In view of this, I eagerly opened a parcel containing a scholarly, accessible and interesting volume of essays edited in the States, by a good friend of mine, Fr Juan Valez. It is entitled A Guide to John Henry Newman: His Life and Thought (The Catholic University of America, 2022) and I recalled that Newman, a super sleuth himself, always took copious notes. As I grabbed my pen and paper, his words rang in my ears “dipping into books or skimming them, and consulting them is not reading.” (LDXXXl, p.33*). Point taken!
This particular text is very timely, given the synodal pathway discussions taking place across the world, as it invites St John Henry Newman to be a shining light upon them, and provide inspiration for the future shape of the Church. Looking at the table of contents, I was immediately drawn to consecutive Chapters, focusing on Newman’s ecclesiology. I found, in them, keys to listening for his pastoral heart beating within the volume itself. The first, by Fr John Ford CSC, a well-known scholar, is entitled The Church: A Leitmotiv in His Writings (p.448-468). Using a perceptive musical metaphor throughout, Ford blends the notation of Newman’s biography memorably. Fr Velez complements this analysis with an apposite piece Newman’s Far-sighted Understanding of the Laity’s Role in the Church (p.469-488) as does Tracey Rowland’s John Henry Newman on the Development of Doctrine: A Via Media between Intellectualism and Historicism (p.352-372). These contributions have direct bearing on my context as a priest combining Parish and University ministry, as does Paul Shrimpton’s comprehensive An Educator from first to last (p.191-208). I recalled that Newman viewed the daily events of his own life, and that of those he cared for, from within a liturgical framework.

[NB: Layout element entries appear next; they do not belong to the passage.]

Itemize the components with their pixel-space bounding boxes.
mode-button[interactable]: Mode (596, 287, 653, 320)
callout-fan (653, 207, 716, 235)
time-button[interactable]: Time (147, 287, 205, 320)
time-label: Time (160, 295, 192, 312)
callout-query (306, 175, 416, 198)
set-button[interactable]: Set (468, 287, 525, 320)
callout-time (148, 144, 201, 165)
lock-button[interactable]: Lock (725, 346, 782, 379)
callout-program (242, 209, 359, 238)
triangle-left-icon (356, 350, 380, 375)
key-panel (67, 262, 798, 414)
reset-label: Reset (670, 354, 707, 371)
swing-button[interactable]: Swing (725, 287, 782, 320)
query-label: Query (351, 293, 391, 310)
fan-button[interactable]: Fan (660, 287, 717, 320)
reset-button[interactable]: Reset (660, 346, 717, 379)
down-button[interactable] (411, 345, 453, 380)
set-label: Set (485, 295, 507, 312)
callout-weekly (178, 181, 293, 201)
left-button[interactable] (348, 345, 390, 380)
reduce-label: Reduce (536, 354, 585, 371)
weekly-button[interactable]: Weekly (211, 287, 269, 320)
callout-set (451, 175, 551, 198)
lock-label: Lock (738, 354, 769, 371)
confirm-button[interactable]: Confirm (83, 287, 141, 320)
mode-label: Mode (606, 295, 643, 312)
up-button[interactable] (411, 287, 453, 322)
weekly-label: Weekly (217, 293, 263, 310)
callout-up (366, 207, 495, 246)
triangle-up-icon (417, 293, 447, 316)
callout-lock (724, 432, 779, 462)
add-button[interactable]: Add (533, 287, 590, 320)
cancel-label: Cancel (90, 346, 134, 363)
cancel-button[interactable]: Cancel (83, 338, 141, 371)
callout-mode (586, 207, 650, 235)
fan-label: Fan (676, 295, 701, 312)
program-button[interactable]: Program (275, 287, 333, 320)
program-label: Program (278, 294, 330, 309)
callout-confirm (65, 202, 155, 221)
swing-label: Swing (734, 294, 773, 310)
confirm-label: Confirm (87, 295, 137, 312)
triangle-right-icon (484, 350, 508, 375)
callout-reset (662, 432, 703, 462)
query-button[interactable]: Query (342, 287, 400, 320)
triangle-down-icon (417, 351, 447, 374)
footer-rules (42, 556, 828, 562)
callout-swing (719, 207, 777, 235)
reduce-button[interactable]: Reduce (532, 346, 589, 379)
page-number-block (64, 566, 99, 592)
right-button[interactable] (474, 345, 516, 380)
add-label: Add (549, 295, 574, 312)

This led me to read Fr Keith Beaumont’s exploration of Newman from two perspectives: The Spiritual and Doctrinal Significance of His Sermons (p.309-336) and The Connection between Theology, Spirituality, and Morality in his works (p.393-413). (On this theme see also John Crosby’s Newman’s Vision of Intellectual Virtue in its Relation to Moral and Religious Virtue p.233-246). I then turned to the Chapters by Fr Uwe Michael Lang and Fr Juan Velez From the Book of Common Prayer to the Sacrifice of the Mass and the Roman Breviary (p.373-393) and Msgr Roderick Strange’s exploration of Newman’s Christology Jesus as Saviour (p.414-425).

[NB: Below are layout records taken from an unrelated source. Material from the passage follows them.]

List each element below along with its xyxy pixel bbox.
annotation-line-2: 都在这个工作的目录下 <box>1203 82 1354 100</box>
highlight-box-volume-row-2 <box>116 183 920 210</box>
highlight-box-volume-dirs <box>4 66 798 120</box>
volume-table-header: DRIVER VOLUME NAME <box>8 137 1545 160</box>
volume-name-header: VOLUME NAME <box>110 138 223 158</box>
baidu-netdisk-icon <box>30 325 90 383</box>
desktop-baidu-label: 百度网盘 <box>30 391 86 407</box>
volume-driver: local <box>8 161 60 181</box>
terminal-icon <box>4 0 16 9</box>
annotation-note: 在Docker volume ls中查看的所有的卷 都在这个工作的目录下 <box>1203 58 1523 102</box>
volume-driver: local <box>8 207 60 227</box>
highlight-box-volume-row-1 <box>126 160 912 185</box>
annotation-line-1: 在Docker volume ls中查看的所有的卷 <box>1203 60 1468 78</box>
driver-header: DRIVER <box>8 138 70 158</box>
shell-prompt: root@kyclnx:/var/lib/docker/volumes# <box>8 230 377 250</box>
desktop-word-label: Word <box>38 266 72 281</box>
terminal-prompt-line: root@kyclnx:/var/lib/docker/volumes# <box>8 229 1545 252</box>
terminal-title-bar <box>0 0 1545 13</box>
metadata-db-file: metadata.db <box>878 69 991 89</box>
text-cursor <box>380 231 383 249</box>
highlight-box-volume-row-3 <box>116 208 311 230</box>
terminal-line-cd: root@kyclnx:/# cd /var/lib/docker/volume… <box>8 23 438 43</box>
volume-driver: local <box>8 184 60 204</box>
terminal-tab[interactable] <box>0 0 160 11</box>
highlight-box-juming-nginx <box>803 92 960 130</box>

Realising that my choices were forming into cadences, I was led to Barbara H. Wyman’s The Poetry of John Henry Newman: Intimations of the Invisible World (p.247-266) which identifies the internal harmony within Newman as a poet, who experienced Christ’s call, in the midst of natural and human creation, as one world – where earth is wedded to heaven. This made me remember the beautiful observations on nature Newman offers in his letters and diaries, and especially in his novel Callista. One of Wyman’s colleagues at McNeese University, Scott Goins, drew my attention, in his A Student and Tutor of Classics (p.140-156), to the influence that Cicero had on Newman’s sentence construction. This made me realise why his ability to ‘picture paint’ creation has had such an impact on me. I then turned to Stephen Morgan’s appreciation of Newman as An Imaginative Mind (p.38-55), and consolidated the benefits of my literary travels, through the informative richness of the Guide, via reading John Henry Newman’s Lifelong Journey of Conversion by Fr Juan Alonso (p.21-37). I recommend the book highly.